Eine stärkere Stellung der Arzt-Patient-Beziehung halten wir für notwendig, eine starke Begrenzung der Kassenbefugnisse, vielleicht sogar eine Ersetzung des Krankenkassensystems durch ein solches, das die Ärzteschaft selbst organisiert, wären zu erwägen. Weshalb sollte der Patient nicht beim Arzt bezahlen, vom dem er eine Leistung erhält, zumindest aber von ihm direkt die Rechnung erhalten? Auch eine im Vergleich zu heute stärkere Beteiligung des Patienten wäre zu überdenken. Sie würde die Voraussetzung jeder therapeutischen Behandlung stärken, daß der Patient auch gesund werden will, denn nur so kann er seine Autonomie zurückgewinnen. Selbstverständlich müssen besondere Behandlungen in Form eines Solidarsystems abgedeckt werden, denn zu einem Leben in Würde gehört es für jeden, das Maß an Gesundheit zu erlangen und zu erhalten, das ihm möglich ist.
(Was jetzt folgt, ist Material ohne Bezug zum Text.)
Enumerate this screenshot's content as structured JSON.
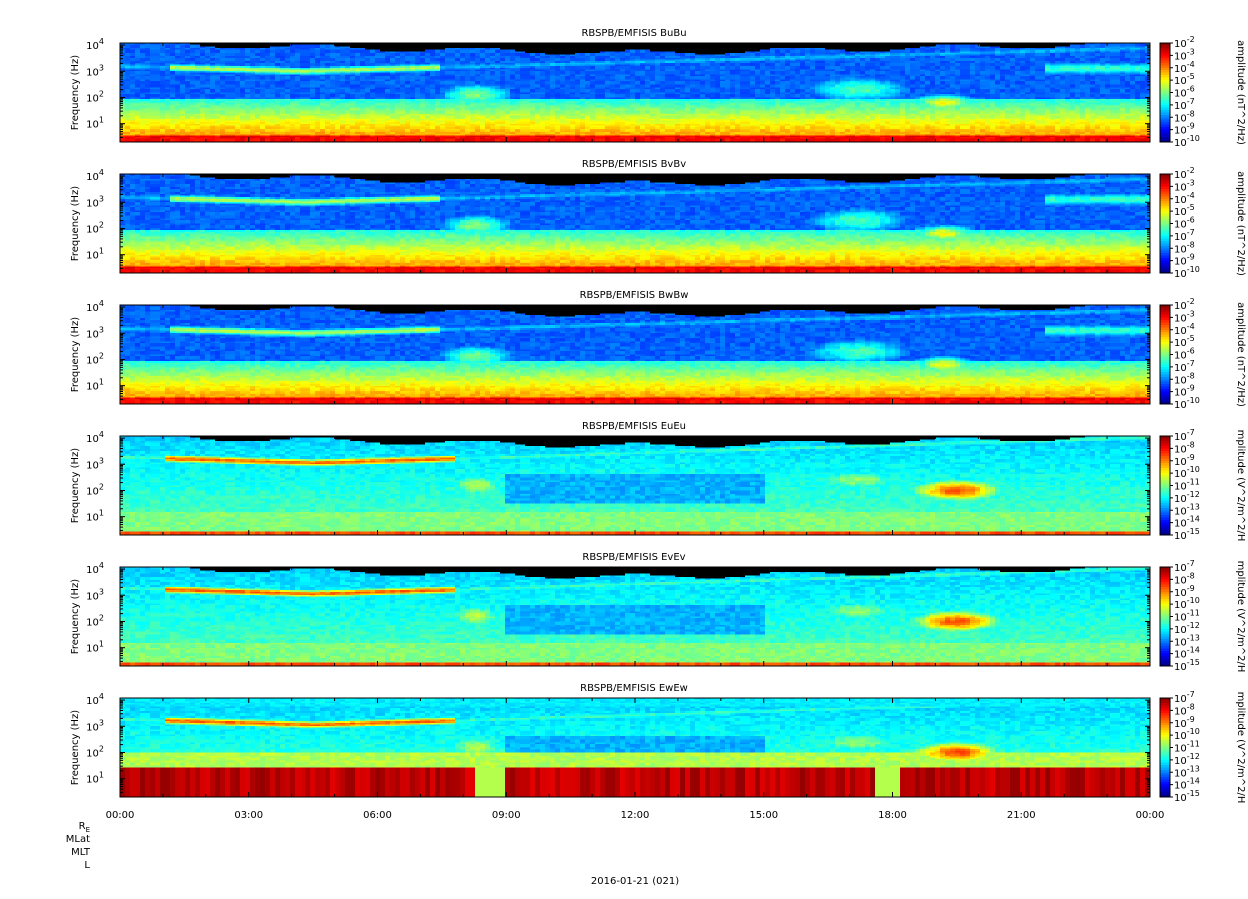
{
  "chart_data": [
    {
      "type": "heatmap",
      "title": "RBSPB/EMFISIS  BuBu",
      "ylabel": "Frequency (Hz)",
      "yscale": "log",
      "ylim": [
        2,
        12000
      ],
      "yticks": [
        {
          "base": "10",
          "exp": "1"
        },
        {
          "base": "10",
          "exp": "2"
        },
        {
          "base": "10",
          "exp": "3"
        },
        {
          "base": "10",
          "exp": "4"
        }
      ],
      "colorbar": {
        "label": "amplitude (nT^2/Hz)",
        "scale": "log",
        "range": [
          -10,
          -2
        ],
        "tick_exps": [
          "-2",
          "-3",
          "-4",
          "-5",
          "-6",
          "-7",
          "-8",
          "-9",
          "-10"
        ]
      },
      "kind": "B"
    },
    {
      "type": "heatmap",
      "title": "RBSPB/EMFISIS  BvBv",
      "ylabel": "Frequency (Hz)",
      "yscale": "log",
      "ylim": [
        2,
        12000
      ],
      "yticks": [
        {
          "base": "10",
          "exp": "1"
        },
        {
          "base": "10",
          "exp": "2"
        },
        {
          "base": "10",
          "exp": "3"
        },
        {
          "base": "10",
          "exp": "4"
        }
      ],
      "colorbar": {
        "label": "amplitude (nT^2/Hz)",
        "scale": "log",
        "range": [
          -10,
          -2
        ],
        "tick_exps": [
          "-2",
          "-3",
          "-4",
          "-5",
          "-6",
          "-7",
          "-8",
          "-9",
          "-10"
        ]
      },
      "kind": "B"
    },
    {
      "type": "heatmap",
      "title": "RBSPB/EMFISIS  BwBw",
      "ylabel": "Frequency (Hz)",
      "yscale": "log",
      "ylim": [
        2,
        12000
      ],
      "yticks": [
        {
          "base": "10",
          "exp": "1"
        },
        {
          "base": "10",
          "exp": "2"
        },
        {
          "base": "10",
          "exp": "3"
        },
        {
          "base": "10",
          "exp": "4"
        }
      ],
      "colorbar": {
        "label": "amplitude (nT^2/Hz)",
        "scale": "log",
        "range": [
          -10,
          -2
        ],
        "tick_exps": [
          "-2",
          "-3",
          "-4",
          "-5",
          "-6",
          "-7",
          "-8",
          "-9",
          "-10"
        ]
      },
      "kind": "B"
    },
    {
      "type": "heatmap",
      "title": "RBSPB/EMFISIS  EuEu",
      "ylabel": "Frequency (Hz)",
      "yscale": "log",
      "ylim": [
        2,
        12000
      ],
      "yticks": [
        {
          "base": "10",
          "exp": "1"
        },
        {
          "base": "10",
          "exp": "2"
        },
        {
          "base": "10",
          "exp": "3"
        },
        {
          "base": "10",
          "exp": "4"
        }
      ],
      "colorbar": {
        "label": "mplitude (V^2/m^2/H",
        "scale": "log",
        "range": [
          -15,
          -7
        ],
        "tick_exps": [
          "-7",
          "-8",
          "-9",
          "-10",
          "-11",
          "-12",
          "-13",
          "-14",
          "-15"
        ]
      },
      "kind": "E"
    },
    {
      "type": "heatmap",
      "title": "RBSPB/EMFISIS  EvEv",
      "ylabel": "Frequency (Hz)",
      "yscale": "log",
      "ylim": [
        2,
        12000
      ],
      "yticks": [
        {
          "base": "10",
          "exp": "1"
        },
        {
          "base": "10",
          "exp": "2"
        },
        {
          "base": "10",
          "exp": "3"
        },
        {
          "base": "10",
          "exp": "4"
        }
      ],
      "colorbar": {
        "label": "mplitude (V^2/m^2/H",
        "scale": "log",
        "range": [
          -15,
          -7
        ],
        "tick_exps": [
          "-7",
          "-8",
          "-9",
          "-10",
          "-11",
          "-12",
          "-13",
          "-14",
          "-15"
        ]
      },
      "kind": "E"
    },
    {
      "type": "heatmap",
      "title": "RBSPB/EMFISIS  EwEw",
      "ylabel": "Frequency (Hz)",
      "yscale": "log",
      "ylim": [
        2,
        12000
      ],
      "yticks": [
        {
          "base": "10",
          "exp": "1"
        },
        {
          "base": "10",
          "exp": "2"
        },
        {
          "base": "10",
          "exp": "3"
        },
        {
          "base": "10",
          "exp": "4"
        }
      ],
      "colorbar": {
        "label": "mplitude (V^2/m^2/H",
        "scale": "log",
        "range": [
          -15,
          -7
        ],
        "tick_exps": [
          "-7",
          "-8",
          "-9",
          "-10",
          "-11",
          "-12",
          "-13",
          "-14",
          "-15"
        ]
      },
      "kind": "Ew"
    }
  ],
  "x_axis": {
    "tick_labels": [
      "00:00",
      "03:00",
      "06:00",
      "09:00",
      "12:00",
      "15:00",
      "18:00",
      "21:00",
      "00:00"
    ],
    "range_hours": [
      0,
      24
    ]
  },
  "ephemeris_labels": [
    "R",
    "MLat",
    "MLT",
    "L"
  ],
  "ephemeris_subscript": "E",
  "date_label": "2016-01-21 (021)"
}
In welchem Verhältnis die Bezieher des Grundeinkommens und diejenigen, die über ein Erwerbseinkommen verfügen an den Behandlungskosten beteiligt werden müssen, wird zu entscheiden sein. In Vor-Krankenkassenzeiten war es durchaus üblich, dass das Honorar des Arztes sich nach den Besitzverhältnissen des Patienten gerichtet hat, eine Art direktes Solidarsystem ohne Einschaltung einer Verteilungsinstanz wie den Krankenkassen. Eine solche Form des Ausgleichs, den die Profession der Ärzte selbst regelte, wäre ebenso denkbar wie eine ein solidarisches System vergleichbar dem heutigen.